The House is primed to vote as soon as Wednesday on a bill to crack down on social media companies Republicans say indiscriminately block users and content from their platforms.
Gov. Ron DeSantis named the proposal a priority ahead of the 2021 Legislative Session after Twitter and other prominent social media companies removed then-President Donald Trump and other conservatives from their platforms following the U.S. Capitol riot. Conservatives argue they have been disproportionately targeted with bans, censoring, shadow bans and other restrictions.
The bill (SB 7072), carried by Estero Republican Sen. Ray Rodrigues in the Senate and Spring Hill Republican Rep. Blaise Ingoglia in the House, would require social media companies to post their terms of service and apply them equally.
The Senate-passed version would prohibit social media platforms from banning a qualified political candidate for more than 60 days. The state could slap companies with a $100,000 fine for infractions against statewide candidates and $10,000 for local candidates.
As amended by the House on Tuesday, the candidates could only be banned for 14 days, and violations would draw $250,000 for statewide candidates or $25,000 for local candidates.
It would prohibit social media platforms from banning a qualified political candidate for more than 60 days and lay out consequences for companies who do not comply.
The bill, which addresses antitrust laws, would also require tech companies to publish standards for handling issues like censoring, deplatforming and blocking users, and apply the standards consistently.
People have been removed from platforms without being told what community standards the company says they violated.
“Because they’re so amorphous and they’re not well defined, and they’re so long and verbose, that it would be much easier just for them to tell the user what they were deplatformed or censored for so then they can correct their behavior,” Ingoglia said.
By a 22-17 vote on Monday, most Republicans approved the bill despite opposition from Democrats and Republican Sen. Jeff Brandes.
Section 230 of the Federal Communications Decency Act allows social media companies to restrict content that is “obscene, lewd, lascivious, filthy, excessively violent, harassing, or otherwise objectionable.” Violent content is often clear cut, but “otherwise objectionable” is subjective and has given Big Tech significant power to moderate content, often unequally, conservatives say.
Republicans and Democrats alike expressed their desire for Washington to revisit Section 230, but change looks unlikely.
Brandes has called the measure unconstitutional. And he’s not the only Republican who has criticized the measure. Orlando Rep. Rene Plasencia opposed it in the committee process.
Like Brandes, West Palm Beach Democratic Rep. Omari Hardy called the bill “an unconstitutional mess.”
“The fact of the matter is we have no right to wade into these waters. These waters belong to the federal government,” Hardy said. “But if you’re going to wade into these waters, you certainly shouldn’t do it like this, you certainly shouldn’t apply a term like censor and censorship, which has typically always and only applied to governments.”
Ingoglia disagreed with Hardy’s characterization.

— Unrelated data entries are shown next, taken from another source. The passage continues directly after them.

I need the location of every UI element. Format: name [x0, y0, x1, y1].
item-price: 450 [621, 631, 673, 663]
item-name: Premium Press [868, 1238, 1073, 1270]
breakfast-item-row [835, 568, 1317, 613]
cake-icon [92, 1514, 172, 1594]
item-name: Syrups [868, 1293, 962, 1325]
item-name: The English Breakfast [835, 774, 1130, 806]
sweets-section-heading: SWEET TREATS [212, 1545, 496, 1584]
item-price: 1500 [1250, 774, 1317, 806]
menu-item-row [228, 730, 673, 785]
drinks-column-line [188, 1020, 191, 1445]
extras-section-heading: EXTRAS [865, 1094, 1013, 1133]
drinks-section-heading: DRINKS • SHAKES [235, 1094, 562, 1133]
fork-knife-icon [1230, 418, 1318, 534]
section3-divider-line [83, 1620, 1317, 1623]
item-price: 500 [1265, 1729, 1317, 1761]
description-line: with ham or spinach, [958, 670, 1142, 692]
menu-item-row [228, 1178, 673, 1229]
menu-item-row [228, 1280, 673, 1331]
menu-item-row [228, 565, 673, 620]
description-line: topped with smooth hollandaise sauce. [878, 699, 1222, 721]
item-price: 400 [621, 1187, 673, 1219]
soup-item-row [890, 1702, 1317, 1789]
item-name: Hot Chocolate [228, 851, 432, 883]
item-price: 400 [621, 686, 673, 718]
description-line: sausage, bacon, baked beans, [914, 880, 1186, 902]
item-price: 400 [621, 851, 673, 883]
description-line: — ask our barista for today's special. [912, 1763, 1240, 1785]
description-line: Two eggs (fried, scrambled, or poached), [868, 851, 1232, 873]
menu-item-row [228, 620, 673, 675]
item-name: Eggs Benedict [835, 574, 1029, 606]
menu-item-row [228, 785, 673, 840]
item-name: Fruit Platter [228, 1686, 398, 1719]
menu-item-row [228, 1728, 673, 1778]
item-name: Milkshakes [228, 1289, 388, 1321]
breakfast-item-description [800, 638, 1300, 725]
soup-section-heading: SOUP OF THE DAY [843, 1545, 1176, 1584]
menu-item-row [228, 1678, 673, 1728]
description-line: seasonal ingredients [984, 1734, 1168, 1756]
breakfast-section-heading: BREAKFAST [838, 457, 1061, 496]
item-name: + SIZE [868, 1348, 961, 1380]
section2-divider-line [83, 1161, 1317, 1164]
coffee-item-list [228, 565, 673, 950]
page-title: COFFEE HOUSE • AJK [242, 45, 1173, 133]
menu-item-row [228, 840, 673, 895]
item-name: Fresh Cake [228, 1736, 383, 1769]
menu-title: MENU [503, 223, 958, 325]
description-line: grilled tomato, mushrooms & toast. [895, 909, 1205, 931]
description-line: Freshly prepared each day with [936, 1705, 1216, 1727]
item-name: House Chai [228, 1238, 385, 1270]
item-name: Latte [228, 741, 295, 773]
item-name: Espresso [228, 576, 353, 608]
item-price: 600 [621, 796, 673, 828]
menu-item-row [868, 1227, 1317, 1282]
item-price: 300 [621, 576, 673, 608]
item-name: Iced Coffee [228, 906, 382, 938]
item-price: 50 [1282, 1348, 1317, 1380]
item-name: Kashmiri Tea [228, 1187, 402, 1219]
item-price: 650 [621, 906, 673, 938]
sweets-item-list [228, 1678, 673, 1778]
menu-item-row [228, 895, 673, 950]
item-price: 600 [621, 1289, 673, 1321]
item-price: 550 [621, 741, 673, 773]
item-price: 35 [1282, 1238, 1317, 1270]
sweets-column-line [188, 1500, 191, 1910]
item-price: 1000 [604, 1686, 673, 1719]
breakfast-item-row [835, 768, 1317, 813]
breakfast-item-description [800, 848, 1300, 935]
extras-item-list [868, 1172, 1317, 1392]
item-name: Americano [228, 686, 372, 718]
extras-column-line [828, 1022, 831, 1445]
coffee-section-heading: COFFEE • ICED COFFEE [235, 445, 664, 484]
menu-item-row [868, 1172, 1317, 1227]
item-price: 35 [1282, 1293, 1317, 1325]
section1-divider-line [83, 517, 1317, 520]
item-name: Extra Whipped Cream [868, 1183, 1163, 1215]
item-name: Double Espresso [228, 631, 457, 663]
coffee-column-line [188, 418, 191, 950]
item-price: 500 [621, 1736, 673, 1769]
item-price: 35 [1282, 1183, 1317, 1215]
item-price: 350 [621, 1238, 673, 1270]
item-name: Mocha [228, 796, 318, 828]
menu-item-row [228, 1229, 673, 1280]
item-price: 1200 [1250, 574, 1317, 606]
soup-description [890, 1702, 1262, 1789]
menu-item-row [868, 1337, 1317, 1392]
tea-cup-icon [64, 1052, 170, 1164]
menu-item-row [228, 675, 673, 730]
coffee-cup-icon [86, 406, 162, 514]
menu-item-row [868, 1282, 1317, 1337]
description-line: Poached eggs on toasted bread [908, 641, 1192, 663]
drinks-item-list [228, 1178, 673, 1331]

“It is clear in Section 230 that what is not governed in federal law that we can do it here in the state,” he said. “(What) we’re talking about is protecting Floridians against large Big Tech monopolies.”
The bill would not protect content that violates federal law, such as sexually explicit content.
Social media platforms would, under the legislation, be authorized to provide free advertising for candidates, as long as they inform the candidate of such in-kind contribution. According to the bill, “posts, content, material and comments by candidates which are shown on the platform in the same or similar way as other users’ posts, content, material and comments are not considered free advertising.”
“They would be allowed to remove posts that violate the terms of service. Those would be censored. That is allowed,” Rodrigues said Thursday. “They would not be allowed to permanently remove the candidate until after the election occurred in November.”
Former Lt. Gov. Jeff Kottkamp has been removed from Facebook, Rodrigues noted. The majority of his posts were apolitical and he was never told why he was removed, the Senator relayed.
Reporters, such as one for WINK, a CBS-affiliated TV station in Naples, have also been removed. “Journalistic enterprises” would also receive protection that meets one of four requirements regarding viewership.
Individual users could be removed after they receive proper notice and a period allowing them to appeal.
The bill would also let users opt out of platforms’ content-sorting algorithms, allowing users to more easily view all their content. Facebook recently announced that they would be adding that feature.
“It is my opinion they know what they’ve been doing for years, and now people are on to the game, and then they are willingly now making these decisions so people can look for the content they are asking for in the first place,” Ingoglia said.